Filmed during the Summer of Love and released soon after the Hollywood Renaissance was kickstarted by anti-authoritarian films like Bonnie and Clyde and The Graduate, Franco Zeffirelli’s Romeo and Juliet was marketed to the youth and counterculture market of the late ’60s. In doing so, the filmmakers privileged verisimilitude over rigorous devotion to Shakespeare’s verse, as evidenced by the casting of actual teenagers in the eponymous roles for the first time in a film adaptation of the legendary play. By shooting on location in Italy and employing handheld camerawork, Zeffirelli further differentiated his film from more traditionally stagey Shakespeare adaptations, fully leaning into a distinctive naturalism with a stylistic dexterity that favored the urgency and immediacy of emotions above all else.
As Romeo and Juliet, Olivia Hussey and Leonard Whiting exhibit an innocence, naïveté, and verve that enlivens their characters, making them feel startlingly modern even as they’re reciting Shakespearean verse. Their line readings are also at times distinctly modern-sounding, which is a feature, not a bug, of this Romeo and Juliet. One need only to watch the famed balcony scene to see how Hussey’s almost casual rendition of Juliet’s “Where for art thou, Romeo?” speech captures the passion and yearning of love-struck teens in a very contemporary manner.
The looseness with which this sequence plays out lends it a striking realism that helps to defamiliarize one of literature’s most iconic moments. Hussey and Whiting move awkwardly about, loose-limbed and excited as their characters continually fight the urge to explore each other’s mouths and bodies, knowing that Romeo will be killed if he’s discovered on the premises. Their dialogue is recognizably Shakespeare’s, but the way this Romeo and Juliet move about, so organically and erotically, allows the sequence to be reimagined for a new generation.
The same can be said for Zeffirelli’s rendition of the outdoor fight between Tybalt (Michael York) and Mercutio (John McEnery) and the ensuing battle between Tybalt and Romeo. What could have been stiff, carefully choreographed sword fights are instead rushes of desperate teenage energy as the young men’s showy displays of bravado give way to a believable vulnerability and fear. There’s a dynamic, improvised quality to these scenes that causes the characters’ heated emotions to feel especially raw and authentic.
The film’s modernist bent is also evident in its unambiguously siding with Romeo and Juliet—that is, only the adults are blamed for fanning the flames of the bitter rivalry between the Montague and Capulet families. It’s a relatively minor divergence from Shakespeare’s text. But in presenting the star-crossed lovers as victims of their irresponsible and domineering elders, rather than being equally culpable in their own demise, Romeo and Juliet spoke directly to the convictions and frustrations of countless young people who saw their fates being controlled by a hypocritical older generation all too willing to send them to their dooms in Vietnam.

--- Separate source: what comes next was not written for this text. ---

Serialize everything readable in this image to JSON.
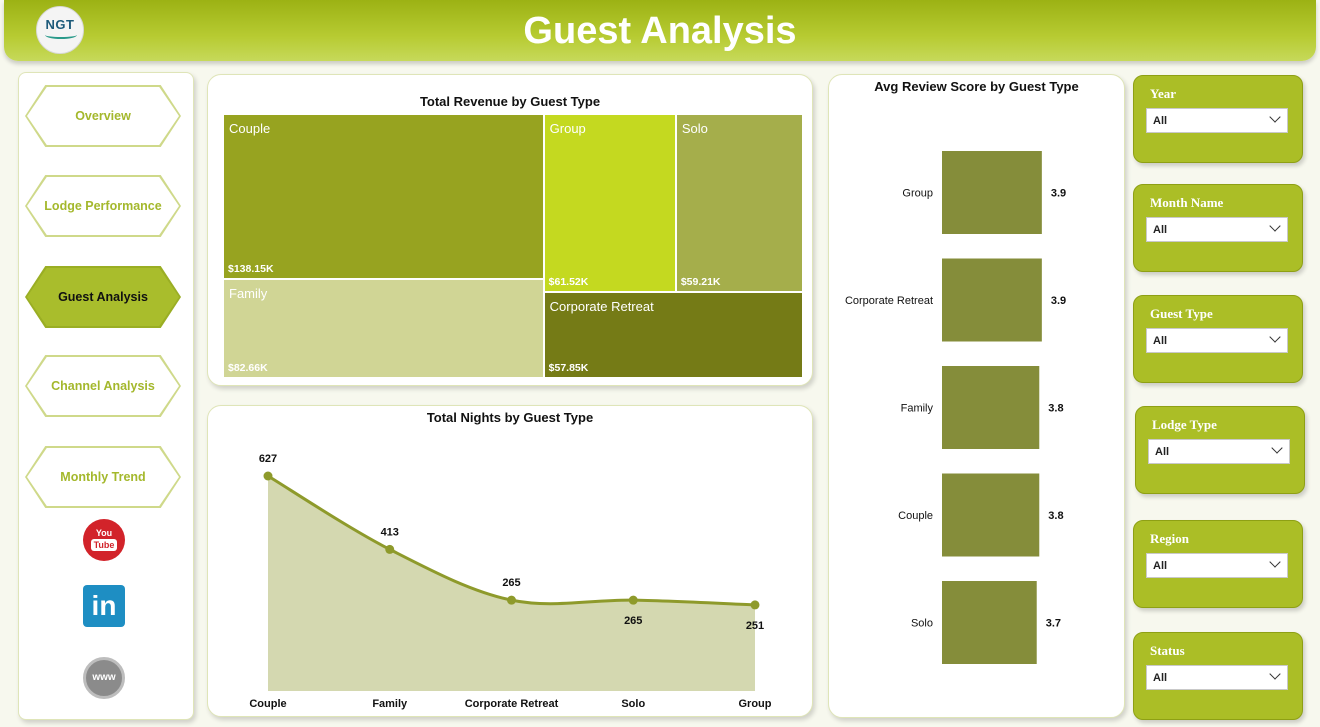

It would be a few more decades before modernized Shakespeare adaptations, including Baz Luhrmann’s Romeo + Juliet, became in vogue. Yet, Zeffirelli’s film shows that even when they aren’t recontextualized to different settings and time periods, Shakespeare’s works are malleable and durable enough that adaptations can still very much reflect the eras in which they’re made.
Image/Sound
The Criterion Collection’s transfer of a 4K digital restoration looks absolutely gorgeous, with color timing that highlights the vibrant colors present in many of the costumes and the naturalistic look of the film’s location shooting in several Italian towns. The image is occasionally a bit soft, but the level of detail is impressive, particularly in the textures of buildings, the costumes, and the actors’ faces in close-ups. The lossless mono audio features a well-balanced mix that’s quite robust in its presentation of Nino Rota’s beautiful, elegiac score and has a strong separation between the various ambient sounds of chatter and street noise.
Extras
The slim slate of extras includes two interviews with actors Olivia Hussey and Leonard Whiting. In the first, shot in 1967 just after shooting had wrapped on Romeo and Juliet, the pair discuss the challenges of working on such a big film with little acting experience, as well as their feelings on the now notorious nude scene. In the second, a 2016 Q&A at Los Angeles’s Aero Theater, they talk at length about the casting and production process and share fond memories of working with Rota, Franco Zeffirelli, and cinematographer Pasqualino De Santis. The final extras on the disc are the original trailer and a five-minute clip from Franco Zeffirelli: Directing from Life that touches on Zeffirelli’s decision to cast actual teenagers for his adaptation. Rounding out the package is a foldout booklet with an essay by Shakespeare scholar Romona Wray that keenly breaks down the ways in which Zeffirelli’s adaptation diverges from the Bard’s original text.
Overall
The dearth of extras is disappointing, but the lush transfer ensures that the film looks infinitely better than the murky VHS tapes that many first encountered it on in high school English class.